Борятинская разрушила этот стройный и понятный мир. Сама разрушила.
Если бы не Мейзель, она бы определенно наложила на себя руки. Или рехнулась. Но он был рядом – приезжал ежедневно, утром и вечером, точный, круглый, крепкий. Иногда оставался обедать – нехотя, словно это он оказывал милость, а не ему. Вообще, неучтив был невероятно: перебивал, распоряжался, мог за столом завести бурный разговор о детских поносах – князь терпел, сколько мог, потом, швырнув салфетку, выходил, прыгающими руками искал по карманам папиросы. Но Надежда Александровна ничего не замечала – кроме того, что Мейзель, один-единственный, с веселым любопытством ждал ее невидимого пока ребенка, которому никто в целом свете не радовался.
Даже поначалу она сама.
Но прошли первые три месяца и еще один. И стало легче. В Петербург – по понятным причинам – решено было не возвращаться, и княгиня впервые в жизни, день за днем, прожила в деревне великолепную русскую осень – воронежскую, яркую, расписную. Тошнота незаметными усилиями Мейзеля совсем прошла, и Надежда Александровна, словно следуя властным правилам своего сада, начала наливаться сытой сонной спелостью. Она теперь отменно кушала и ежедневно целыми часами гуляла, запахивая на круглеющем животе красную, всю в золотых цветах, душегрею, подбитую зайчиками. Душегрею привез Мейзель, он же расхвалил портниху – мещаночку Арбузову (по-здешнему – Арбузиху), большую рукодельницу, так что Надежда Александровна, к которой вместе с аппетитом вернулась и любовь к прекрасному, уже продумывала себе новые наряды – сплошь в народном духе. Местные бабы одевались под стать осени – радостно, ярко. Планировалась и детская – непременно в первом этаже, огромная, вся в тафте и шелку, и дальнейшая перестройка дома да и всей усадьбы. Мейзель посмеивался, кивал, подбирал из спутанной травы то тяжелое яблоко, то облепленную муравьями лопнувшую грушу. Надкусывал громко, вкусно. Протягивал Борятинской – так же просто, как мать младенцу, и она так же просто брала, впивалась зубами, смешивая сок, мякоть, свою и чужую слюну. Это было больше, чем поцелуй, это была настоящая близость, та, что непоправимей любой измены, но они не думали об этом.

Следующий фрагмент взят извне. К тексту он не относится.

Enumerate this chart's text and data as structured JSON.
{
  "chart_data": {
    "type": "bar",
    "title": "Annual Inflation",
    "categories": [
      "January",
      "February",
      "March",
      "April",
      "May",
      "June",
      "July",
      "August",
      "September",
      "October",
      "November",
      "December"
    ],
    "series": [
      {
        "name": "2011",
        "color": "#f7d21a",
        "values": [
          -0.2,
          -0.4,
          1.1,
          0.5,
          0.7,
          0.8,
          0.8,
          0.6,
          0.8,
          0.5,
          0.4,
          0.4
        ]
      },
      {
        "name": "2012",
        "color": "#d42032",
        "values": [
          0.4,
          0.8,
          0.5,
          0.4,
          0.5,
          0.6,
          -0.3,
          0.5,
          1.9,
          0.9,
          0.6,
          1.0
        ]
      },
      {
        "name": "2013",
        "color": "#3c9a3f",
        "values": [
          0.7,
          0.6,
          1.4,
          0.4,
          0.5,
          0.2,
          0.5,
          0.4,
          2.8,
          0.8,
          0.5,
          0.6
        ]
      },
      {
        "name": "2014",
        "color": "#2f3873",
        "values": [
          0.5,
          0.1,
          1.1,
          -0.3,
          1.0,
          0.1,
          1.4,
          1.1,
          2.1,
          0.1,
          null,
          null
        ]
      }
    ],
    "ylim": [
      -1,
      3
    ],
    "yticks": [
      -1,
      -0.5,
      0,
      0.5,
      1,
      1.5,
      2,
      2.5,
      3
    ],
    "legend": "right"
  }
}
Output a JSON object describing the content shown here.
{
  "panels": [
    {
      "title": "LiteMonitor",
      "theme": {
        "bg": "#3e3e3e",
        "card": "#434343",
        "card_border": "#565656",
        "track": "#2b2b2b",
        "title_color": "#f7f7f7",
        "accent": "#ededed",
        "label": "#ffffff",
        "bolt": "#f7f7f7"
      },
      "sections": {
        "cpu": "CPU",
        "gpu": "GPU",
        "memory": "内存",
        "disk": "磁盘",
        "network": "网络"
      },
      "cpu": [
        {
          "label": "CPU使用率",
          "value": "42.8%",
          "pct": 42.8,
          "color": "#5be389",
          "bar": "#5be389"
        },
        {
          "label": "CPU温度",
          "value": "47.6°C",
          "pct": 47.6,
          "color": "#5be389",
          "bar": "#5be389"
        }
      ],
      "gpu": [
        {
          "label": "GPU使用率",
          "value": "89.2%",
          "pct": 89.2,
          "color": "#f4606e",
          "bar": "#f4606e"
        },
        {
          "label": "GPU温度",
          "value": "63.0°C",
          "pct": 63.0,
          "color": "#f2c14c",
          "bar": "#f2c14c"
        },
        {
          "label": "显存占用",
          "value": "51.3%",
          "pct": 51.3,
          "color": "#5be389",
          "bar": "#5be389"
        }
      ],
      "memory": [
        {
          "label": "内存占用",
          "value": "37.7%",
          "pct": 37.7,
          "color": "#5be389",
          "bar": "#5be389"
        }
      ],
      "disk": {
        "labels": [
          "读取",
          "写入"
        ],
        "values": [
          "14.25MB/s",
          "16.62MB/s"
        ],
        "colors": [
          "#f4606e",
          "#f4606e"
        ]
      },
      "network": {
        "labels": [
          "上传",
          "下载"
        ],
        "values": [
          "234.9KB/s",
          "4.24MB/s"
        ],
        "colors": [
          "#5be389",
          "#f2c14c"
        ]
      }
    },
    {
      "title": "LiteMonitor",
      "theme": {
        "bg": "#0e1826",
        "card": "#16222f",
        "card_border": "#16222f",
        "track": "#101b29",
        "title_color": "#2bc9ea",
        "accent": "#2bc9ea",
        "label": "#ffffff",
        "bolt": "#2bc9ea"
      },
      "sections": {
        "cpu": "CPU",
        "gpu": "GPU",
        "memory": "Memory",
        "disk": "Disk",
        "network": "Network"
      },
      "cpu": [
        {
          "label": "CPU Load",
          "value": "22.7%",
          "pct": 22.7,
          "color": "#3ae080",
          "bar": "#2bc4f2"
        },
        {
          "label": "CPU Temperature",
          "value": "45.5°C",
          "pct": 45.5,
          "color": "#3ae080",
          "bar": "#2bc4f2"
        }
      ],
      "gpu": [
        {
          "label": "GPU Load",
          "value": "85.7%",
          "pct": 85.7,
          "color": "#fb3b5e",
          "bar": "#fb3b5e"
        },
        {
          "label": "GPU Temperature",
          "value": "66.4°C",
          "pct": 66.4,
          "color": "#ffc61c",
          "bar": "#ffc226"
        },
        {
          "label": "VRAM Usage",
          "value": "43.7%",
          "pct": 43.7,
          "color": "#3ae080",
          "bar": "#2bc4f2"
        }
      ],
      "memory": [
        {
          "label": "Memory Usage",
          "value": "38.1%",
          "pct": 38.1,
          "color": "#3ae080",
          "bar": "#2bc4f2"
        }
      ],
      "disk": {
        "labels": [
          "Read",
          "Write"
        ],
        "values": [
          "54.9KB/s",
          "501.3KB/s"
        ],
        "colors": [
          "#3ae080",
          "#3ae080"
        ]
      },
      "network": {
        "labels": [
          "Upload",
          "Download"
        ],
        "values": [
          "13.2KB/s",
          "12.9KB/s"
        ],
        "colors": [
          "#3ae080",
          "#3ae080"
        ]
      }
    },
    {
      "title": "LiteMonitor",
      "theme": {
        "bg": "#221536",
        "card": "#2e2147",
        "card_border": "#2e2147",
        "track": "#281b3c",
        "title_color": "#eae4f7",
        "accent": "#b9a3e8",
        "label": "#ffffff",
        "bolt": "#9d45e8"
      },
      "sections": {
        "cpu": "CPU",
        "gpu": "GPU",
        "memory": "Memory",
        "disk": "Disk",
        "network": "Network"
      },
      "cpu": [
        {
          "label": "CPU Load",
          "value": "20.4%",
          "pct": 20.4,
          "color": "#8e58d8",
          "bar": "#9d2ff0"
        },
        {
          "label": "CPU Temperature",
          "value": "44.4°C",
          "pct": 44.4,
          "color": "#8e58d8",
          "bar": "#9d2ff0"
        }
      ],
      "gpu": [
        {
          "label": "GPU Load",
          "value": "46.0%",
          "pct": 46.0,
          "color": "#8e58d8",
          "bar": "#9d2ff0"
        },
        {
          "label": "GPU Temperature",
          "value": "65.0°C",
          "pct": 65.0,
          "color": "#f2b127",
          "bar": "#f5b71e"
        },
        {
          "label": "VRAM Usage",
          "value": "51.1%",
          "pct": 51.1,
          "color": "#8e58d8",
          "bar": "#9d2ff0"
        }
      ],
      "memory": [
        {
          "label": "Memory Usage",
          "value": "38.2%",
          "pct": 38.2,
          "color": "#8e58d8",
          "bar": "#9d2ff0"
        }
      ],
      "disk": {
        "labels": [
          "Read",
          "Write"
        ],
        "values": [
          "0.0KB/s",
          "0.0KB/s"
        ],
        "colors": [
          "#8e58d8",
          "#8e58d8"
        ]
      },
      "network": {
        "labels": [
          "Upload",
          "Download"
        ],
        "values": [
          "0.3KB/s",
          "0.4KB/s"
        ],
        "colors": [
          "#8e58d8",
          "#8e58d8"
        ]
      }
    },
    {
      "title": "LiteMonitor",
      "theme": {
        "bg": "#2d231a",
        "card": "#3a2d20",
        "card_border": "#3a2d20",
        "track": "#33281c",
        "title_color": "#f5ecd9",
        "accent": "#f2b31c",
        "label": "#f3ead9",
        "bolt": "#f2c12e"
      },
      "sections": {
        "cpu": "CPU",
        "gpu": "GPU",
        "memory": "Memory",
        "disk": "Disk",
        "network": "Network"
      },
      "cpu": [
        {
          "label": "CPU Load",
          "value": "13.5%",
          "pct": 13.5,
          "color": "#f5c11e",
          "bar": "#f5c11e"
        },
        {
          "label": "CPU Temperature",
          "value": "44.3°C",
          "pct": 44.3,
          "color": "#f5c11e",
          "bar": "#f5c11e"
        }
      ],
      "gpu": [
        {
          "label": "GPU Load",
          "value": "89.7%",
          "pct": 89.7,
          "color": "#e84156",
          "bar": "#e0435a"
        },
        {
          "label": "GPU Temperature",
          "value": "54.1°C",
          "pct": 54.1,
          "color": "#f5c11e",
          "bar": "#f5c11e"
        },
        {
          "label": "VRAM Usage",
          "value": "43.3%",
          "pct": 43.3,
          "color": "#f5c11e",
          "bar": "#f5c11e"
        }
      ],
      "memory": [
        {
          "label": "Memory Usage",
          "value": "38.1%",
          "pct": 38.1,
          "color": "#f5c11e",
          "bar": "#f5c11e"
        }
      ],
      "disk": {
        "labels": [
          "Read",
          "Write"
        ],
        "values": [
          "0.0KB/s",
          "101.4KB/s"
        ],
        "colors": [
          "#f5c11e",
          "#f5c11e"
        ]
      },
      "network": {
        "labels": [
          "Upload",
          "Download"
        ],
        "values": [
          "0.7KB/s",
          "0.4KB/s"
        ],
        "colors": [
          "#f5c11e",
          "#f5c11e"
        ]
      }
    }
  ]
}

Они просто ждали ребенка. Оба.
А можно мне тёрну?
Будущей матери, княгиня, можно всё. У меня пациентки на сносях, бывало, мелу наедятся или, страшно сказать, тухлой селедки. Одной купчихе, не поверите, осетра целикового в тепле подвешивали, пока хвост не отвалится. Собаки – и те от вони сбегали, не могли. А она уминала, только нахваливала. Такого богатыря родила – я думал, в руках не удержу. Фунтов одиннадцать, не меньше. Так что если только пожелаете…
Надежда Александровна отмахивалась в веселом ужасе и губами собирала с ладони чуть подвяленный близкой зимой терпкий терн. По утрам и вечерам уже подмораживало, но днем все сияло, плавилось, пекло, ослепительно-горький воздух был весь заштрихован летящими паутинками, и небо было громадное, густо-синее, радостное. Никогда она не видела в Петербурге такого неба. Надежда Александровна запрокидывала голову, смеялась, жмурилась, пыталась по голосам пересчитать невидимых осенних журавлей, но сбивалась и смеялась снова.
Борятинский смотрел на это из окон кабинета волчьими от обиды глазами. Заподозрить неверность и то было бы легче, но неверности не было. Было страшнее. Хуже. С ним Наденька не смеялась больше, да и вообще едва замечала, хотя причин для обиды – вот ей-богу! – просто не было, как не было вообще ничего, что могло бы их разлучить. Он всегда так считал. И вот – просчитался. Из другого окна так же тяжело смотрела Танюшка, тоже бессердечно забытая, впервые низведенная до положения обычной горничной, – принеси, подай, пойди вон, не нужна.
Не нужна…
Князь и Танюшка, не сговариваясь, переводили взгляд на Мейзеля. Вот кто был во всем виноват! Ясно же. Он один. За несколько месяцев взявший в свои руки не только душу и тело княгини, но и весь дом. И самое страшное в этой невиданной власти было то, что Мейзель ею не пользовался. Не выгадывал ничего, не выкраивал, не просил. Не носился с прожектами. Не передвинул на доске ни единой фигуры, не считая, конечно, небрежно сброшенных под стол короля и ферзя. Даже деньги, обычный свой скромный довольно гонорар, брал не каждый визит, а только когда осматривал княгиню – не чаще раза в месяц, по понедельникам. Без молитвы. Без супруга. Без приличествующих свидетелей женского полу. За закрытой дверью. Один.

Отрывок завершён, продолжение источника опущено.